Monday, November 16, 2020

How Reverse Mortgage Can Help You After the Retirement

When you reach retirement age, you may be concerned about your finances when you stop working. Your pension might not be enough to support your preferred lifestyle and other needs. However, there are other ways that you can obtain additional income through your home. If you are at least 62 years old and you are the owner of your home, you may want to look into getting a reverse mortgage in Denver. It will provide you the opportunity to convert the equity of your home into cash. In other words, it lets you take out a loan against your home’s equity.

The mortgage may also be an option you can consider if you want more money for your retirement but you do not want to go through conventional loan payments any more. With a reverse mortgage in Colorado Springs, you do not have to repay the loan as long as you do not sell the home and you continue to live in it. You also have the authority to sell the home to settle your balance.

There may be different kinds of reverse mortgages, but they usually have the same features:

  • The older you are, the greater the loan amount is. More expensive homes also qualify for bigger loans.
  • The reverse mortgage in Denver must the primary debt against your home
  • The cost of the loan may include the financing fees.
  • The lender could request repayment if you fail to maintain the property, have it insured, declare bankruptcy, fail to pay your property taxes, commit fraud, or abandon the home. The same applies if the house is condemned.

A reverse mortgage may sound good, as it can provide additional funds to support your retirement. You could even use the reverse mortgage in Colorado Springs for a holiday, to pay for your child’s wedding, or for your medical expenses. However, there are still some pitfalls, costs, and risks you need to consider before you proceed. That said, it is best to seek guidance from a mortgage broker in Colorado. They can help you find the right lender that can meet your objectives.

How Down Payment Assistance Can Help You

If you find that you lack sufficient cash on hand to make a down payment for the house that you want to buy, that does not mean that you must look for other options. Down payment assistance programs might be able to help. Many counties, cities, and states offer no-interest loans and grants to enable first-time home buyers afford closing costs and down payments. So, be sure to check with state housing finance agencies along with county and city government programs that help housing more affordable and accessible to more homeowners.

How it works

A down payment assistance program may be offered with a mortgage that is tailored to make it easier for first-time home buyers to afford their home. Programs may vary according to the kind of assistance offered, but they usually come in these forms:

  • Forgivable, zero-interest loans – Over a given period, like five years, the loans will be forgiven. You do not have to repay the money as long as you are still the owner of the property and you are living in it.
  • Grants – The assistance may be granted to you directly as a money gift.
  • Low-interest loans – These require repayment over a particular period (i.e. 10 years). They spread the closing costs and down payment over many years, so they have the potential to make homeownership more possible.
  • Deferred, zero-interest loans – Conditions and terms may vary, but they usually do not have payments on closing costs and down payment until the property is sold, the mortgage reaches its end of term, or the mortgage is refinanced.

Is it right for you?

Many down payment assistance programs are designed for first-time home buyers, but there are also programs for those who have already owned a home. ‘First-time home buyer’ is defined in the program as someone who has not owned a house for the past three years.

A mortgage broker can help you find and select an appropriate program and walk you through the requirements.

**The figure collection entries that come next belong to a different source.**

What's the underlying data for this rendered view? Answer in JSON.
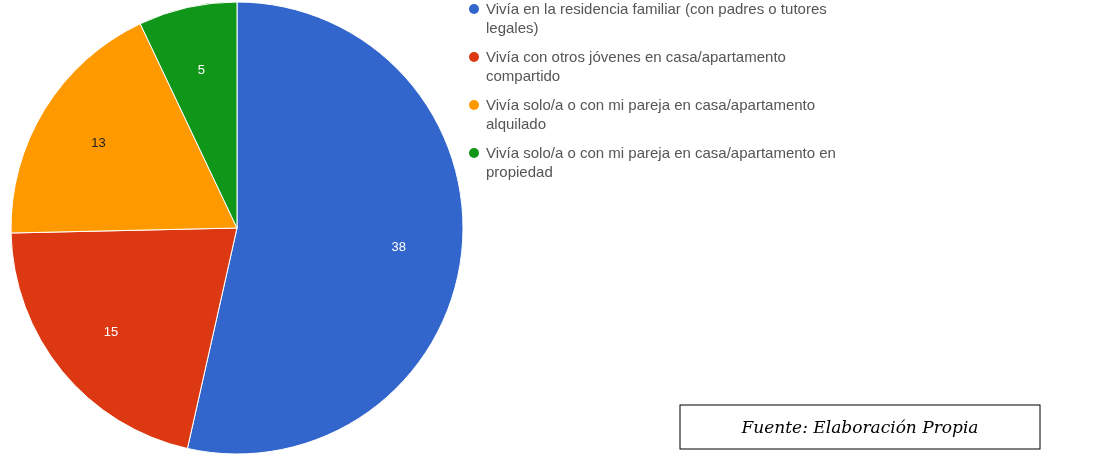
{
  "chart_data": {
    "type": "pie",
    "categories": [
      "Vivía en la residencia familiar (con padres o tutores legales)",
      "Vivía con otros jóvenes en casa/apartamento compartido",
      "Vivía solo/a o con mi pareja en casa/apartamento alquilado",
      "Vivía solo/a o con mi pareja en casa/apartamento en propiedad"
    ],
    "values": [
      38,
      15,
      13,
      5
    ],
    "colors": [
      "#3366cc",
      "#dc3912",
      "#ff9900",
      "#109618"
    ],
    "data_labels": true,
    "legend": "right",
    "annotations": [
      "Fuente: Elaboración Propia"
    ]
  }
}
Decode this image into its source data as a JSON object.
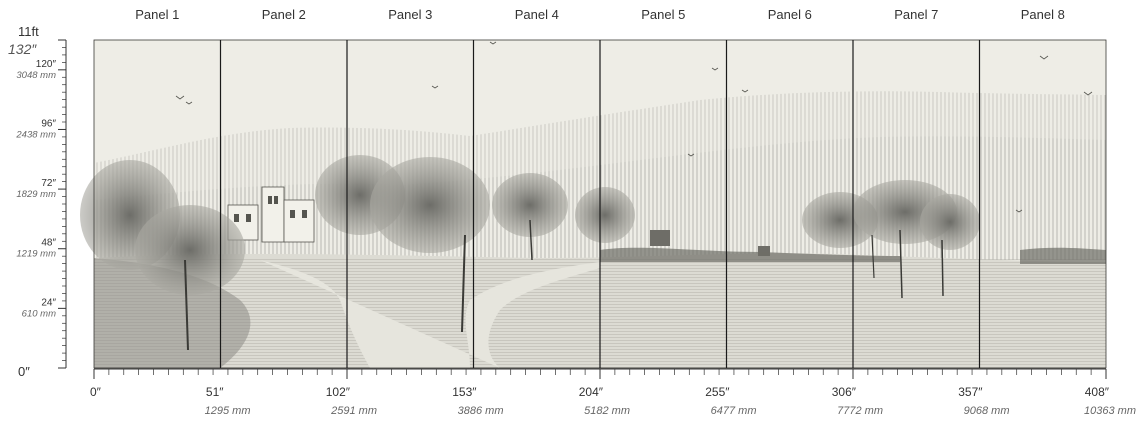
{
  "panels": [
    "Panel 1",
    "Panel 2",
    "Panel 3",
    "Panel 4",
    "Panel 5",
    "Panel 6",
    "Panel 7",
    "Panel 8"
  ],
  "horizontal_ruler": {
    "max_inches": 408,
    "marks": [
      {
        "value": 0,
        "inch_label": "0″",
        "mm_label": ""
      },
      {
        "value": 51,
        "inch_label": "51″",
        "mm_label": "1295 mm"
      },
      {
        "value": 102,
        "inch_label": "102″",
        "mm_label": "2591 mm"
      },
      {
        "value": 153,
        "inch_label": "153″",
        "mm_label": "3886 mm"
      },
      {
        "value": 204,
        "inch_label": "204″",
        "mm_label": "5182 mm"
      },
      {
        "value": 255,
        "inch_label": "255″",
        "mm_label": "6477 mm"
      },
      {
        "value": 306,
        "inch_label": "306″",
        "mm_label": "7772 mm"
      },
      {
        "value": 357,
        "inch_label": "357″",
        "mm_label": "9068 mm"
      },
      {
        "value": 408,
        "inch_label": "408″",
        "mm_label": "10363 mm"
      }
    ]
  },
  "vertical_ruler": {
    "max_inches": 132,
    "top_label_ft": "11ft",
    "top_label_in": "132″",
    "bottom_label": "0″",
    "marks": [
      {
        "value": 120,
        "inch_label": "120″",
        "mm_label": "3048 mm"
      },
      {
        "value": 96,
        "inch_label": "96″",
        "mm_label": "2438 mm"
      },
      {
        "value": 72,
        "inch_label": "72″",
        "mm_label": "1829 mm"
      },
      {
        "value": 48,
        "inch_label": "48″",
        "mm_label": "1219 mm"
      },
      {
        "value": 24,
        "inch_label": "24″",
        "mm_label": "610 mm"
      }
    ]
  },
  "colors": {
    "sky": "#eeede6",
    "ground": "#d9d8d0",
    "ink": "#3a3a36",
    "divider": "#1a1a1a"
  }
}
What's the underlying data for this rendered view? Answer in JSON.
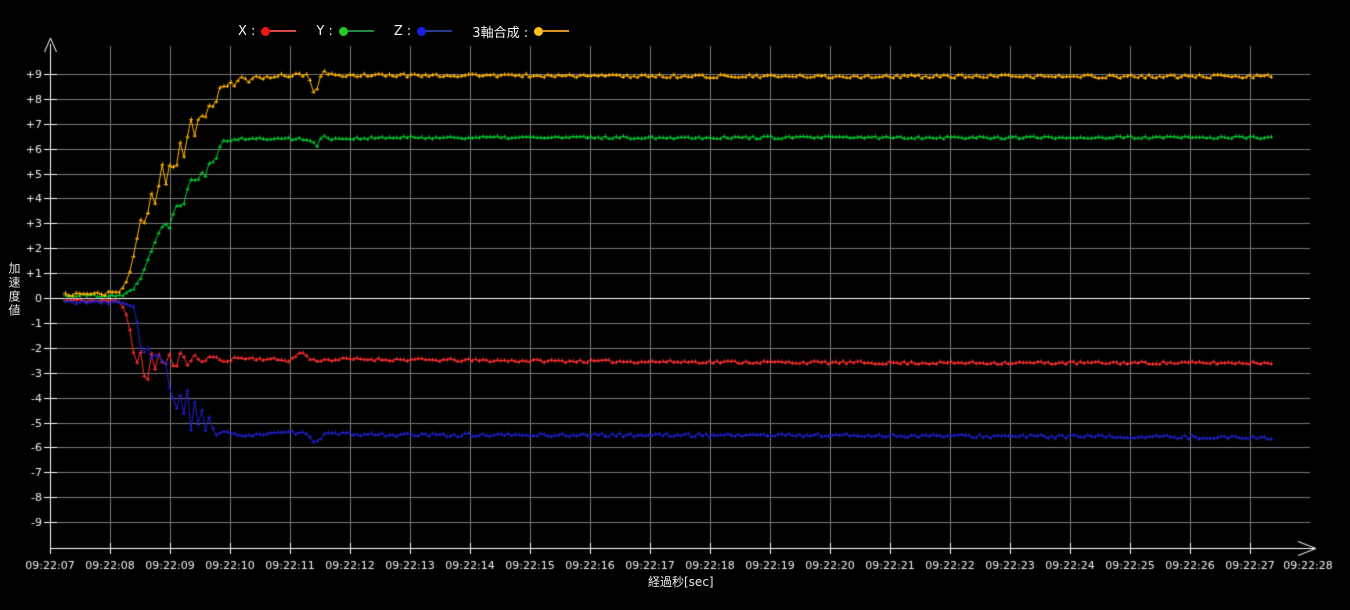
{
  "legend": {
    "items": [
      {
        "id": "x",
        "label": "X :",
        "color": "#ee1515",
        "line_color": "#ff5555"
      },
      {
        "id": "y",
        "label": "Y :",
        "color": "#22cc22",
        "line_color": "#2f9e4f"
      },
      {
        "id": "z",
        "label": "Z :",
        "color": "#1522e0",
        "line_color": "#3344aa"
      },
      {
        "id": "composite",
        "label": "3軸合成 :",
        "color": "#ffc020",
        "line_color": "#ffaa22"
      }
    ]
  },
  "axes": {
    "ylabel": "加速度値",
    "xlabel": "経過秒[sec]",
    "y_tick_labels": [
      "+9",
      "+8",
      "+7",
      "+6",
      "+5",
      "+4",
      "+3",
      "+2",
      "+1",
      "0",
      "-1",
      "-2",
      "-3",
      "-4",
      "-5",
      "-6",
      "-7",
      "-8",
      "-9"
    ],
    "y_tick_values": [
      9,
      8,
      7,
      6,
      5,
      4,
      3,
      2,
      1,
      0,
      -1,
      -2,
      -3,
      -4,
      -5,
      -6,
      -7,
      -8,
      -9
    ],
    "x_tick_labels": [
      "09:22:07",
      "09:22:08",
      "09:22:09",
      "09:22:10",
      "09:22:11",
      "09:22:12",
      "09:22:13",
      "09:22:14",
      "09:22:15",
      "09:22:16",
      "09:22:17",
      "09:22:18",
      "09:22:19",
      "09:22:20",
      "09:22:21",
      "09:22:22",
      "09:22:23",
      "09:22:24",
      "09:22:25",
      "09:22:26",
      "09:22:27",
      "09:22:28"
    ]
  },
  "chart_data": {
    "type": "line",
    "title": "",
    "xlabel": "経過秒[sec]",
    "ylabel": "加速度値",
    "ylim": [
      -9,
      9
    ],
    "xlim_seconds": [
      0,
      21
    ],
    "x_tick_interval_seconds": 1,
    "grid": true,
    "grid_color": "#787878",
    "axis_color": "#ffffff",
    "background": "#000000",
    "legend_position": "top",
    "data_start_seconds": 0.25,
    "data_end_seconds": 20.4,
    "sample_step_seconds": 0.06,
    "marker": "plus",
    "series": [
      {
        "name": "X",
        "color": "#ff3030",
        "noise": 0.06,
        "seed": 11,
        "keyframes": [
          [
            0.25,
            -0.08
          ],
          [
            1.15,
            -0.12
          ],
          [
            1.25,
            -0.45
          ],
          [
            1.32,
            -1.1
          ],
          [
            1.38,
            -2.1
          ],
          [
            1.45,
            -2.6
          ],
          [
            1.5,
            -1.9
          ],
          [
            1.55,
            -3.0
          ],
          [
            1.62,
            -3.5
          ],
          [
            1.68,
            -2.1
          ],
          [
            1.75,
            -2.9
          ],
          [
            1.82,
            -2.2
          ],
          [
            1.9,
            -2.85
          ],
          [
            1.98,
            -2.2
          ],
          [
            2.08,
            -2.9
          ],
          [
            2.18,
            -2.15
          ],
          [
            2.28,
            -2.7
          ],
          [
            2.4,
            -2.3
          ],
          [
            2.55,
            -2.6
          ],
          [
            2.7,
            -2.3
          ],
          [
            2.85,
            -2.55
          ],
          [
            3.1,
            -2.4
          ],
          [
            3.6,
            -2.45
          ],
          [
            4.0,
            -2.5
          ],
          [
            4.2,
            -2.15
          ],
          [
            4.35,
            -2.5
          ],
          [
            5.0,
            -2.45
          ],
          [
            7.0,
            -2.5
          ],
          [
            10.0,
            -2.55
          ],
          [
            14.0,
            -2.6
          ],
          [
            20.4,
            -2.6
          ]
        ]
      },
      {
        "name": "Z",
        "color": "#2020cc",
        "noise": 0.07,
        "seed": 33,
        "keyframes": [
          [
            0.25,
            -0.15
          ],
          [
            1.3,
            -0.2
          ],
          [
            1.42,
            -0.35
          ],
          [
            1.48,
            -1.7
          ],
          [
            1.55,
            -2.3
          ],
          [
            1.62,
            -1.95
          ],
          [
            1.7,
            -2.5
          ],
          [
            1.78,
            -2.2
          ],
          [
            1.85,
            -2.6
          ],
          [
            1.92,
            -2.45
          ],
          [
            1.98,
            -3.4
          ],
          [
            2.03,
            -4.5
          ],
          [
            2.08,
            -3.45
          ],
          [
            2.13,
            -5.1
          ],
          [
            2.18,
            -3.6
          ],
          [
            2.24,
            -4.9
          ],
          [
            2.29,
            -3.75
          ],
          [
            2.35,
            -5.3
          ],
          [
            2.4,
            -4.0
          ],
          [
            2.46,
            -5.15
          ],
          [
            2.52,
            -4.3
          ],
          [
            2.58,
            -5.4
          ],
          [
            2.64,
            -4.7
          ],
          [
            2.72,
            -5.35
          ],
          [
            2.8,
            -5.5
          ],
          [
            2.9,
            -5.4
          ],
          [
            3.1,
            -5.5
          ],
          [
            4.2,
            -5.4
          ],
          [
            4.4,
            -5.75
          ],
          [
            4.6,
            -5.45
          ],
          [
            6.0,
            -5.5
          ],
          [
            12.0,
            -5.5
          ],
          [
            16.0,
            -5.55
          ],
          [
            20.4,
            -5.6
          ]
        ]
      },
      {
        "name": "Y",
        "color": "#00c832",
        "noise": 0.055,
        "seed": 22,
        "keyframes": [
          [
            0.25,
            0.1
          ],
          [
            1.2,
            0.12
          ],
          [
            1.4,
            0.35
          ],
          [
            1.55,
            1.0
          ],
          [
            1.65,
            1.7
          ],
          [
            1.75,
            2.3
          ],
          [
            1.85,
            2.8
          ],
          [
            1.92,
            3.05
          ],
          [
            1.98,
            2.75
          ],
          [
            2.08,
            3.6
          ],
          [
            2.14,
            3.9
          ],
          [
            2.2,
            3.55
          ],
          [
            2.3,
            4.5
          ],
          [
            2.38,
            4.95
          ],
          [
            2.44,
            4.6
          ],
          [
            2.52,
            5.1
          ],
          [
            2.58,
            4.85
          ],
          [
            2.66,
            5.55
          ],
          [
            2.72,
            5.45
          ],
          [
            2.8,
            5.8
          ],
          [
            2.86,
            6.3
          ],
          [
            2.95,
            6.35
          ],
          [
            3.2,
            6.4
          ],
          [
            4.3,
            6.4
          ],
          [
            4.45,
            6.1
          ],
          [
            4.55,
            6.55
          ],
          [
            4.7,
            6.4
          ],
          [
            6.0,
            6.45
          ],
          [
            12.0,
            6.45
          ],
          [
            20.4,
            6.45
          ]
        ]
      },
      {
        "name": "3軸合成",
        "color": "#ffb400",
        "noise": 0.07,
        "seed": 44,
        "keyframes": [
          [
            0.25,
            0.15
          ],
          [
            1.1,
            0.2
          ],
          [
            1.25,
            0.5
          ],
          [
            1.35,
            1.2
          ],
          [
            1.45,
            2.4
          ],
          [
            1.52,
            3.3
          ],
          [
            1.58,
            2.9
          ],
          [
            1.65,
            3.7
          ],
          [
            1.7,
            4.35
          ],
          [
            1.76,
            3.6
          ],
          [
            1.82,
            4.7
          ],
          [
            1.87,
            5.3
          ],
          [
            1.92,
            4.45
          ],
          [
            1.98,
            5.25
          ],
          [
            2.03,
            5.6
          ],
          [
            2.08,
            4.85
          ],
          [
            2.14,
            5.9
          ],
          [
            2.19,
            6.5
          ],
          [
            2.24,
            5.5
          ],
          [
            2.3,
            6.7
          ],
          [
            2.35,
            7.25
          ],
          [
            2.4,
            6.35
          ],
          [
            2.46,
            7.1
          ],
          [
            2.51,
            7.55
          ],
          [
            2.56,
            6.95
          ],
          [
            2.62,
            7.65
          ],
          [
            2.68,
            7.95
          ],
          [
            2.73,
            7.5
          ],
          [
            2.8,
            8.25
          ],
          [
            2.86,
            8.6
          ],
          [
            2.92,
            8.3
          ],
          [
            3.0,
            8.7
          ],
          [
            3.08,
            8.5
          ],
          [
            3.18,
            8.9
          ],
          [
            3.3,
            8.7
          ],
          [
            3.45,
            8.9
          ],
          [
            3.6,
            8.85
          ],
          [
            3.8,
            8.95
          ],
          [
            4.3,
            8.95
          ],
          [
            4.42,
            8.1
          ],
          [
            4.5,
            8.85
          ],
          [
            4.58,
            9.1
          ],
          [
            4.7,
            8.95
          ],
          [
            6.0,
            8.95
          ],
          [
            12.0,
            8.9
          ],
          [
            20.4,
            8.9
          ]
        ]
      }
    ]
  }
}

To qualify, you will need a minimum credit score of 620, your debt ratio is not exceeding 45%, and your income is at 80% Average Medium Income.

Find the Conventional Loans with Better Rates

The conventional loan is what most home buyers would think of when considering a mortgage. It is almost like the standard mortgage you can get from almost all kinds of lenders, without special requirements for eligibility. You could even qualify with a 620-credit score and 3% down payment. With low rates, better terms, and availability, conventional loans are easily the most popular type of mortgage used by almost three in five buyers to buy a home or refinance.

Conventional loans are also known as conforming loans. While they are not insured or guaranteed by Federal Agencies, they need to conform to Fannie Mae and Freddie Mac guidelines. Given the conditions, these loans may seem an attractive choice. However, finding the best rates can be a bit challenging as they could vary from one lender to another.

The best way to find out is through an experienced mortgage broker who can save you time and effort in research, and minimize the guesswork involved in selecting a loan. With their help, you might also have access to other types of loan programs that might be more favorable than a conventional loan. Those other loans could include VA loans, FHA loans, and USDA loans. Consider working with a reputable and trustworthy mortgage broker who will work in your best interests, so you can be confident in their capability to aid you in selecting the right mortgage.

One of the common misconceptions about conventional loans is they require at least 20% down. Mortgage brokers could give you access to programs that can help you qualify for much less, such 5% or 3% down. You just need to make sure that it is backed by Mortgage Insurance, which will be removed when you reach 78% of the balance or upon ordering a new appraisal, while maintaining 20% equity. Keep in mind that you need a stable income and a good credit score to qualify for a conventional loan.